In 1875 Hulton also founded the weekly Athletic News, which covered weekend sports fixtures other than horse racing and supported professional football, and in 1885 he founded the Sunday Chronicle. The newspapers founded by Hulton survived in some form long after his death. In 1931 the Athletic News merged with the Monday edition of the Sporting Chronicle, which ceased publication in 1983. In 1955 the Sunday Chronicle merged with the Empire News, which merged five years later with the News of the World tabloid, which ceased publication in 2011.

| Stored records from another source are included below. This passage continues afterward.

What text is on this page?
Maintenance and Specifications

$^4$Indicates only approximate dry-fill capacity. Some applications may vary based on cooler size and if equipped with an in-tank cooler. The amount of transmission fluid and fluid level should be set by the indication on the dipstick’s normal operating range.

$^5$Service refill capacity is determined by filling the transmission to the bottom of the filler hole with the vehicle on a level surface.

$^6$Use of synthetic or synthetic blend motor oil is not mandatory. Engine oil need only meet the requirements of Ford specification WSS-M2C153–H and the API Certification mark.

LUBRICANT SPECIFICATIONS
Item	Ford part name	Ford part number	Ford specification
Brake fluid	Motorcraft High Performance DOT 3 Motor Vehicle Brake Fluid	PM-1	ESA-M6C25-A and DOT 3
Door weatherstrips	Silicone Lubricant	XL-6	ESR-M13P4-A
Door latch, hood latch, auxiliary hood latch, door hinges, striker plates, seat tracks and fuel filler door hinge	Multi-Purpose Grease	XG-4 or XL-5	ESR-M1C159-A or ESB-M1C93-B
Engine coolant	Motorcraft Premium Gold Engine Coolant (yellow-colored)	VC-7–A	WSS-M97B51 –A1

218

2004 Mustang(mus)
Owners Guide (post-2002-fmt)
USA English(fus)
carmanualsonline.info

Hulton's second son Edward expanded his father's newspaper interests, founding the Manchester Evening Chronicle in 1897, the Daily Dispatch in 1900 and the Daily Sketch tabloid in 1909. Edward sold his publishing business based in London and Manchester, which included a large group of newspapers, for £6 million when he retired in 1923. The newspapers sold included: Sporting Chronicle, Athletic News, Sunday Chronicle, Empire News, Evening Standard, Daily Sketch, Sunday Herald, Daily Dispatch and Manchester Evening Chronicle.

==Marriage and children==
Hulton married Mary Mosley in 1859. Through his son Edward (1869–1925), Hulton is the grandfather of magazine publisher Sir Edward George Warris Hulton (1906–1988), and the great-grandfather of magazine publisher and newspaper executive Sir Jocelyn Stevens (1932–2014). Hulton's daughter Theresa married Portuguese baron Sebastião Clemente de Sousa Deiró, 1st Baron of Sousa Deiró (Ponta Delgada, 17 April 1866 – 1916) in 1894. Hulton's fourth daughter, Dame Margaret, DBE (1867–1950), was the second wife of Baron Strickland, 4th Prime Minister of Malta, marrying him in 1926. Together with Strickland's daughter Mabel Edeline Strickland from his first marriage, the couple founded The Times of Malta.

==Death==
Hulton died in 1904 at the age of 65 in Bucklow, Cheshire, and is buried in Sale Brooklands Cemetery in Sale, Greater Manchester. The net value of his estate was £509,000.